You can see an example of this gradient in the Asahi Linux boot chain:

- m1n1: bare metal, no threads (barebones SMP support for research only), statically linked, no device model, not readily portable, 64-bit only, assumes everything is an M1/Apple Silicon, embedded libc subset, vendored (C: dlmalloc, printf, decompression algorithms, libfdt) or git submodule (Rust: FAT32 implementation) dependencies, single-purpose NVMe & FAT32 implementations (no abstraction).

- u-boot: bare metal, no threads, statically linked, basic device model, portable, embedded libc subset, vendored dependencies, basic filesystem & block device abstraction.

- GRUB: runs on EFI environment, no threads, dynamically linked modules, portable, filesystem & block device abstractions, no actual modifications for Apple Silicon (we use vanilla bins)

- Linux kernel: bare metal, complex thread model, dynamically linked modules, rich device model, portable, embedded libc subset, vendored dependencies, rich filesystem and block device abstractions.

- Linux userspace: you know this.

Notice how none of the components before userspace use a full fat libc, and only have minimal dependencies which are carefully controlled - and this is on a system with gigabytes of RAM.

Personally, I would only use newlib on systems which are roughly equivalent, in terms of model/software stack, to a full desktop OS. That is, embedded systems with at least a threaded RTOS and a filesystem abstraction, possibly a BSD-style sockets layer. Anything smaller than that (no threads? lwip callback style sockets? no filesystem?), you're better off rolling your own.

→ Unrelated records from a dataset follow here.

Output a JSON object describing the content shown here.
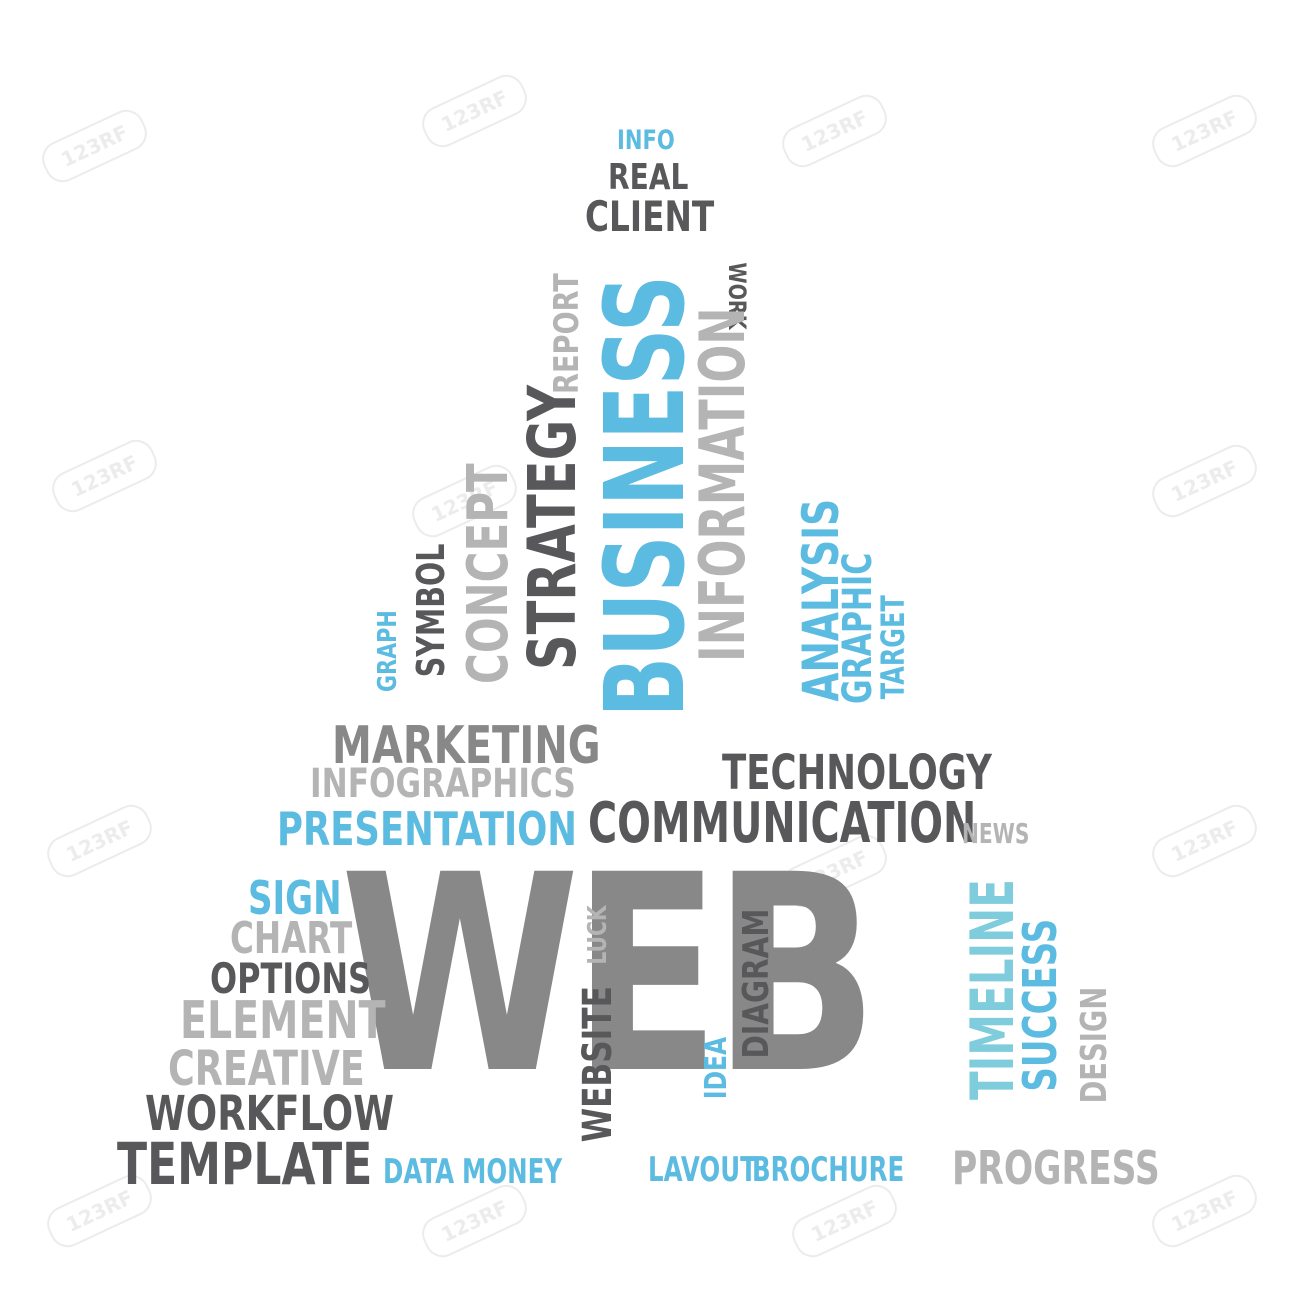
{
  "colors": {
    "dark": "#58585a",
    "mid": "#888888",
    "light": "#b4b4b4",
    "blue": "#5bbbe0",
    "teal": "#7fccdc",
    "background": "#ffffff"
  },
  "watermark": "123RF",
  "words": {
    "web": "WEB",
    "info": "INFO",
    "real": "REAL",
    "client": "CLIENT",
    "work": "WORK",
    "report": "REPORT",
    "business": "BUSINESS",
    "strategy": "STRATEGY",
    "information": "INFORMATION",
    "analysis": "ANALYSIS",
    "graphic": "GRAPHIC",
    "target": "TARGET",
    "concept": "CONCEPT",
    "symbol": "SYMBOL",
    "graph": "GRAPH",
    "marketing": "MARKETING",
    "infographics": "INFOGRAPHICS",
    "presentation": "PRESENTATION",
    "technology": "TECHNOLOGY",
    "communication": "COMMUNICATION",
    "news": "NEWS",
    "sign": "SIGN",
    "chart": "CHART",
    "options": "OPTIONS",
    "element": "ELEMENT",
    "creative": "CREATIVE",
    "workflow": "WORKFLOW",
    "template": "TEMPLATE",
    "data": "DATA",
    "money": "MONEY",
    "website": "WEBSITE",
    "luck": "LUCK",
    "diagram": "DIAGRAM",
    "idea": "IDEA",
    "layout": "LAVOUT",
    "brochure": "BROCHURE",
    "timeline": "TIMELINE",
    "success": "SUCCESS",
    "design": "DESIGN",
    "progress": "PROGRESS"
  }
}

Even with a threaded RTOS (assuming an embedded target like your typical MCUs) I still prefer going without dynamic allocation--it makes it much easier to reason about and you don't have to worry about heap fragmentation. When you have RAM you can count in kilobytes chances are you should be thinking about how and where you're using it.
There’s a footnote at the end of the article that that’s basically what happened. They upgraded one of their tool chains and it came with a version of newlib that had been compiled reentrant when the previous version hadn’t.
My immediate thought was to turn off the re-entrancy code, there has to be a #define switch somewhere you can use to disable it since you won't ever need that. That's the better solution, although using your own prng is also good.

Also, this seems to be suggesting they are in fact importing all of newlib with its malloc code onto their code which is...kind of a waste. Again, if they could throw that re-entrancy switch somewhere they'd probably eek out a KB or so for the code on their eeprom or w/e holds it. Again, the better solution isn't to keep using newlib with that shit turned on (lol) but then implement your own rand() which will take up a few more bytes in addition to the newlib rand() that you won't use, turning off the re-entrancy is all around the right solution, assuming they want to keep using newlib and won't roll their own (which is by far even better assuming they have the will for that and the time, although as you point out, you don't need a lot of the stdlib, basically most of stdio is out, str to int converters, and so on, it might be worth a future investment to have their own mini library).